Puis, avec mélancolie :
- Voilà en deux mots, continua l'abbé, le système de ces scélérats : ils détruisent et dégradent au profit de qui ? ils ne le savent pas eux-mêmes ;
au profit de l'inconnu. Voyons, monsieur le cancre, parlez à coeur ouvert. Connaissez-vous quelqu'un qui soit plus fort latiniste que moi ?
- Non, mais il peut y en avoir, bien que je ne les connaisse pas... je ne connais pas tout.
- Je le crois fichtre bien !
Pitou se signa.
- Que fais-tu, libertin ?
- Vous jurez, monsieur l'abbé, je me signe.
- Ah çà ! voyons, monsieur le drôle, êtes-vous venu chez moi pour me tympaniser ?
- Vous tympaniser ! répéta Pitou.
- Ah ! bon, voilà que tu ne comprends pas.
- Si fait, monsieur l'abbé, je comprends. Ah ! grâce à vous, on connaît les racines : tympaniser, tympanum, tambour, vient du grec tympanon, tambour, bâton ou cloche.
L'abbé resta stupéfait.
- Racine : typos, marque, vestige ; et, comme dit Lancelot dans son Jardin des racines grecques : typas, la forme qui s'imprime, lequel mot vient évidemment de tupto, je frappe. Voilà.
- Ah ! ah ! maroufle, reprit l'abbé de plus en plus abasourdi, il parait que tu sais encore quelque chose, même ce que tu ne savais pas.
- Peuh ! fit Pitou avec une fausse modestie.
- Comment se fait-il que du temps où tu étais chez moi tu n'eusses jamais ainsi répondu ?
- Parce que du temps que j'étais chez vous, monsieur l'abbé, vous m'abrutissiez ; parce que par votre despotisme vous refouliez dans mon intelligence et dans ma mémoire tout ce que la liberté en a fait sortir depuis. Oui, la liberté, entendez-vous, insista Pitou en se montant la tête ; la liberté !
- Ah ! coquin !
- Monsieur l'abbé, fit Pitou avec un air d'avertissement qui n'était pas tout à fait exempt de menaces ; monsieur l'abbé, ne m'injuriez pas. Contumelia non argumentum, dit un orateur, l'injure n'est pas une raison.
- Je crois que le drôle, s'écria l'abbé furieux, se croit obligé de me traduire son latin.

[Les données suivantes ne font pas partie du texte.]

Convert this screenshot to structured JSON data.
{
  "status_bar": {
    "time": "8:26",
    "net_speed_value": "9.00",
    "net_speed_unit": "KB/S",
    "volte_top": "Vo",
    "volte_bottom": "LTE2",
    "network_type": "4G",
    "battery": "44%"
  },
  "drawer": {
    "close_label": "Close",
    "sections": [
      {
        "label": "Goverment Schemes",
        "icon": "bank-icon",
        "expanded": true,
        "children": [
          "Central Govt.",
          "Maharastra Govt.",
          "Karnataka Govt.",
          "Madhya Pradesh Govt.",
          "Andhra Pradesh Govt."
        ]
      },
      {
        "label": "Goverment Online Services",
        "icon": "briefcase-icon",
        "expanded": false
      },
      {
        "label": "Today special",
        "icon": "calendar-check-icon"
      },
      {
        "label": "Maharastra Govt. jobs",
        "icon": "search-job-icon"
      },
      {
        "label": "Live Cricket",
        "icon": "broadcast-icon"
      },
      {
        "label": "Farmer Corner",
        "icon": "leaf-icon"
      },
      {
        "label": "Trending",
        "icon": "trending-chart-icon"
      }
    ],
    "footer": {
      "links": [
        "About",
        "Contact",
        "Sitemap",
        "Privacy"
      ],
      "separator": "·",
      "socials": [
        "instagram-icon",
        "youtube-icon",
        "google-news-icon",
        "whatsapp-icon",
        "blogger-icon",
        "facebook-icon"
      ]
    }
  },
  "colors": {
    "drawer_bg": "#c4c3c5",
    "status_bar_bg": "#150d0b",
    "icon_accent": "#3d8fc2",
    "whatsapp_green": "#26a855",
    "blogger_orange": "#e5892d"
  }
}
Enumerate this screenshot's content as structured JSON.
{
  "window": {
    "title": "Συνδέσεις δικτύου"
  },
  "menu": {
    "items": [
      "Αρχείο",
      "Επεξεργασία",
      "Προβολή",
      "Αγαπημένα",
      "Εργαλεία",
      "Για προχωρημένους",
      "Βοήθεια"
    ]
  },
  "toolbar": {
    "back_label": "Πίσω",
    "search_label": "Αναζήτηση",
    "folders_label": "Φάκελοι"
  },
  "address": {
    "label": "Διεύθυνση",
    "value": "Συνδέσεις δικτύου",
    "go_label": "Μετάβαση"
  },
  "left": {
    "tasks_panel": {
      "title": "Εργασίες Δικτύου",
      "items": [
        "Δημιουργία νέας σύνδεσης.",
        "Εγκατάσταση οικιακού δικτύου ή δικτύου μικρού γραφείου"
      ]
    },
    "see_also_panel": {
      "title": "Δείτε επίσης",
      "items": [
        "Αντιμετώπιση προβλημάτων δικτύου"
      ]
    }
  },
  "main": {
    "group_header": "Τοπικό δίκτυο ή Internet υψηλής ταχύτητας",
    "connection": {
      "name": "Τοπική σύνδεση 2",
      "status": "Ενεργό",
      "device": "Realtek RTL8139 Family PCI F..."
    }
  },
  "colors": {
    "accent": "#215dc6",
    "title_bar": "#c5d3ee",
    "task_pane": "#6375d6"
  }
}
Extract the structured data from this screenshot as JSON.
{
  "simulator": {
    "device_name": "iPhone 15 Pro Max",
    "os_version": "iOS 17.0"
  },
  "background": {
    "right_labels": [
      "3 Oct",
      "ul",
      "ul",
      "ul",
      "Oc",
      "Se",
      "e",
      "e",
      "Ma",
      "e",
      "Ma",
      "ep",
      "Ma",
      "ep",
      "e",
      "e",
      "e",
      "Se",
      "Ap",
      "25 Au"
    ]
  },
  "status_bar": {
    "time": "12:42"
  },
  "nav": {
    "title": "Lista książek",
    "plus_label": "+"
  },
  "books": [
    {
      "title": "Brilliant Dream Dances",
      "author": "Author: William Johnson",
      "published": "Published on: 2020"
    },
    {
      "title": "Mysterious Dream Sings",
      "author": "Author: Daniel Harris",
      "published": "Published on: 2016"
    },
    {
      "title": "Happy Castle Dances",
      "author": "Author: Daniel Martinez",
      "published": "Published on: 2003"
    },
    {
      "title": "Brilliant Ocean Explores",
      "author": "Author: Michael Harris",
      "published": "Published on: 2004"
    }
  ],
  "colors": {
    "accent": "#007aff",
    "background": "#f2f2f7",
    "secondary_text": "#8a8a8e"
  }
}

- Ce n'est pas du latin à moi, monsieur l'abbé, c'est du latin de Cicéron, c'est-à-dire d'un homme qui eût bien certainement trouvé que vous faisiez autant de barbarismes, eu égard à lui, que j'en puis faire eu égard à vous.
- Tu ne prétends pas, j'espère, fit l'abbé Fortier, ébranlé sur sa base, tu ne prétends pas, j'espère, que je discute avec toi.
- Pourquoi pas ? si de la discussion naît la lumière : Abstrusum versis silicum.
- Oh mais ! s'écria l'abbé Portier ; oh mais ! le drôle a été à l'école des révolutionnaires.
- Non, puisque vous dites que les révolutionnaires sont des crétins et des ignares.
- Oui, je le dis.
- Alors vous faites un faux raisonnement, monsieur l'abbé, et votre syllogisme est mal posé.
- Mal posé ! moi, j'ai mal posé un syllogisme ?
- Sans doute, monsieur l'abbé ; Pitou raisonne et parle bien ; Pitou a été à l'école des révolutionnaires, donc les révolutionnaires raisonnent et parlent bien. C'est forcé.
- Animal ! brute ! imbécile !
- Ne me molestez point par des paroles, monsieur l'abbé. Objurgatio imbellem animum arguit, la faiblesse se trahit par la colère.
L'abbé haussa les épaules.
- Répondez, dit Pitou.
- Tu dis que les révolutionnaires parlent bien et raisonnent bien. Mais cite-moi donc un seul de ces malheureux, un seul qui sache lire et écrire.
- Moi, fit Pitou avec sécurité.
- Lire, je ne dis pas, et encore ! Mais écrire ?
- Ecrire ! répéta Pitou.
- Oui, écrire sans orthographe.
- Savoir.
- Veux-tu parier que tu n'écris pas une page sous ma dictée sans faire quatre fautes ?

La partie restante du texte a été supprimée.